Volgens het onderzoek van ETH Zürich worden kleine bestelwagens en middelgrote vrachtwagens vrijwel uitsluitend met batterijen geëlektrificeerd. Vrachtwagens op waterstof zijn in de meeste landen of regio’s simpelweg te duur. Maar er is één uitzondering: in de EU zouden waterstofvrachtwagens van meer dan 32 ton een zekere mate van marktaandeel kunnen winnen. Dit heeft vooral te maken met de veronderstelling dat de EU in de toekomst groene waterstof gaat subsidiëren, waardoor het goedkoper wordt dan in andere delen van de wereld.

Eén reden dat batterijen concurrerender zijn dan groene waterstof voor vrachtwagens is dat een vrachtwagen op waterstof ongeveer drie keer zoveel duurzame elektriciteit nodig heeft als een vrachtwagen op batterijen. “De exploitatiekosten zijn bij groene waterstof aanzienlijk hoger omdat er veel energie verloren gaat bij de productie, distributie en omzetting van groene waterstof in elektriciteit”, zegt Schmidt.

Bovendien mag worden aangenomen dat de kosten voor vrachtwagens op batterijen sneller zullen dalen dan die voor vrachtwagens op waterstof. De reden hiervoor is dat het mondiale marktaandeel van door batterijen aangedreven voertuigen (auto’s en vrachtwagens) al aanzienlijk groter is, wat tot grotere schaalvoordelen leidt.
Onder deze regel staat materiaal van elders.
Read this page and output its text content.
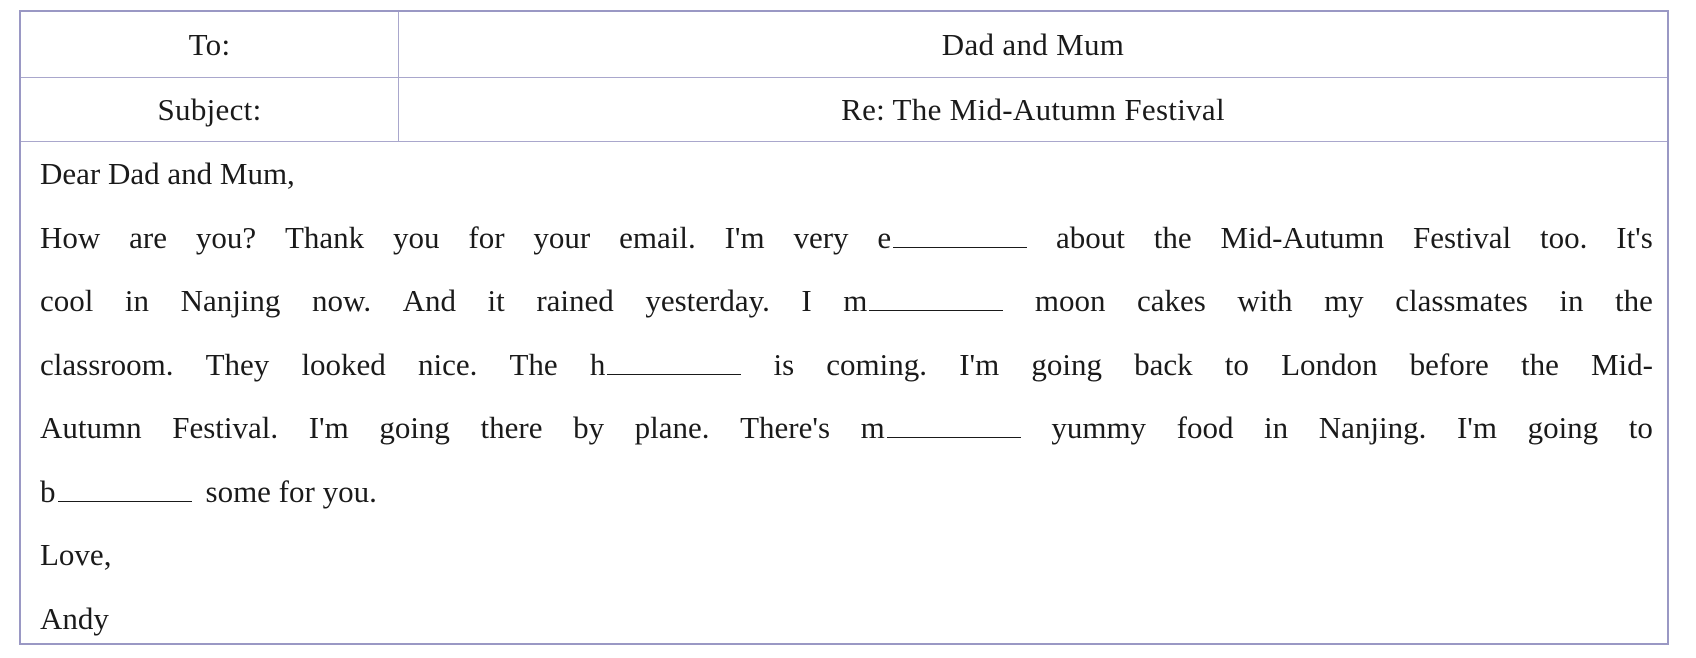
To:	Dad and Mum
Subject:	Re: The Mid-Autumn Festival
Dear Dad and Mum,
How are you? Thank you for your email. I'm very e	about the Mid-Autumn Festival too. It's
cool in Nanjing now. And it rained yesterday. I m	moon cakes with my classmates in the
classroom. They looked nice. The h	is coming. I'm going back to London before the Mid-
Autumn Festival. I'm going there by plane. There's m	yummy food in Nanjing. I'm going to
b	some for you.
Love,
Andy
Daarbij komt nog het feit dat brandstofcellen die op waterstof werken een complexere technologie zijn: ze vereisen uitgebreide verwarmings-, ventilatie- en airconditioningsystemen en vergen over het algemeen meer onderhoud. “Batterijen hebben al een voorsprong op waterstof,” voegt professor Schmidt toe, “en ze breiden hun voorsprong voortdurend uit dankzij een steilere leercurve.”
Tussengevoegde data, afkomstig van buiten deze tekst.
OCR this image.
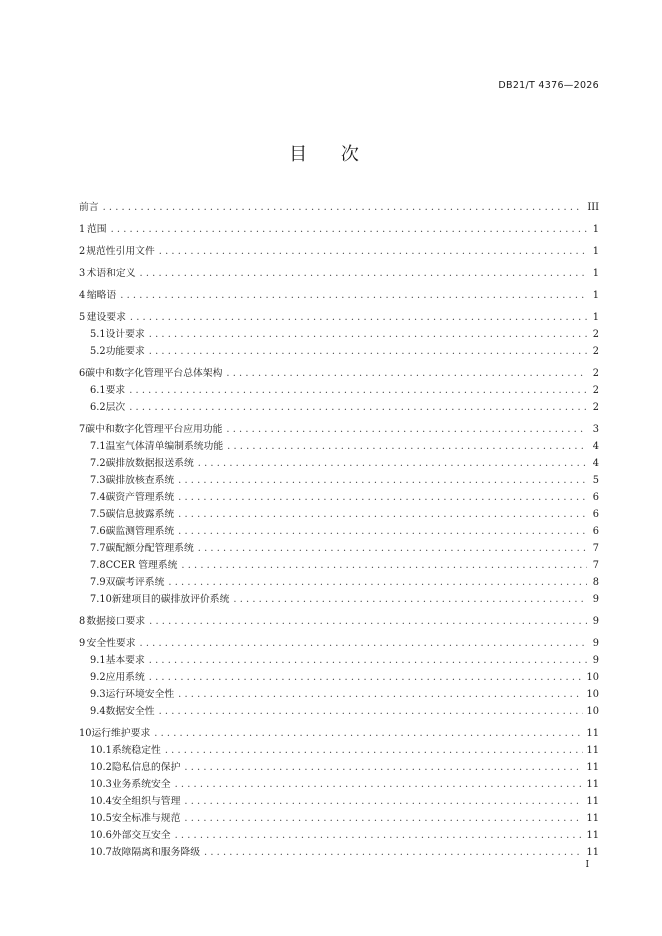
DB21/T 4376—2026
目 次
前言 .....	III
1 范围 .....	1
2 规范性引用文件 .....	1
3 术语和定义 .....	1
4 缩略语 .....	1
5 建设要求 .....	1
5.1 设计要求 .....	2
5.2 功能要求 .....	2
6 碳中和数字化管理平台总体架构 .....	2
6.1 要求 .....	2
6.2 层次 .....	2
7 碳中和数字化管理平台应用功能 .....	3
7.1 温室气体清单编制系统功能 .....	4
7.2 碳排放数据报送系统 .....	4
7.3 碳排放核查系统 .....	5
7.4 碳资产管理系统 .....	6
7.5 碳信息披露系统 .....	6
7.6 碳监测管理系统 .....	6
7.7 碳配额分配管理系统 .....	7
7.8 CCER 管理系统 .....	7
7.9 双碳考评系统 .....	8
7.10 新建项目的碳排放评价系统 .....	9
8 数据接口要求 .....	9
9 安全性要求 .....	9
9.1 基本要求 .....	9
9.2 应用系统 .....	10
9.3 运行环境安全性 .....	10
9.4 数据安全性 .....	10
10 运行维护要求 .....	11
10.1 系统稳定性 .....	11
10.2 隐私信息的保护 .....	11
10.3 业务系统安全 .....	11
10.4 安全组织与管理 .....	11
10.5 安全标准与规范 .....	11
10.6 外部交互安全 .....	11
10.7 故障隔离和服务降级 .....	11
I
Hoe toekomstige kosten te schatten

Om erachter te komen welke technologie in 2035 de overhand zal hebben, simuleerden de onderzoekers de potentiële aankoopbeslissingen van investeerders in zwaar goederentransport over de hele wereld. De uitdaging is om te voorspellen hoe de totale kosten van verschillende technologieën in de loop van de tijd zullen veranderen. Op basis van historische gegevens maken de auteurs van het onderzoek gebruik van de correlatie dat hoe breder een technologie wordt ingezet, hoe sneller de kosten ervan dalen. Op basis van het toegenomen marktaandeel van een technologie dit jaar kunnen ze bijvoorbeeld de kosten ervan volgend jaar en het marktaandeel het jaar daarop inschatten.

De snelheid waarmee schaalvoordelen zich voordoen, hangt echter ook af van de complexiteit van de technologie. “Hoe complexer een technologie is, hoe langzamer de kosten dalen”, legt Schmidt uit. Ook gaan de onderzoekers ervan uit dat het overstappen van een gevestigde technologie naar een nieuwe technologie leidt tot conversiekosten die de nieuwe technologie minder aantrekkelijk maken. Ze modelleren deze conversiekosten met een gekalibreerde opslag op de aankoopprijs.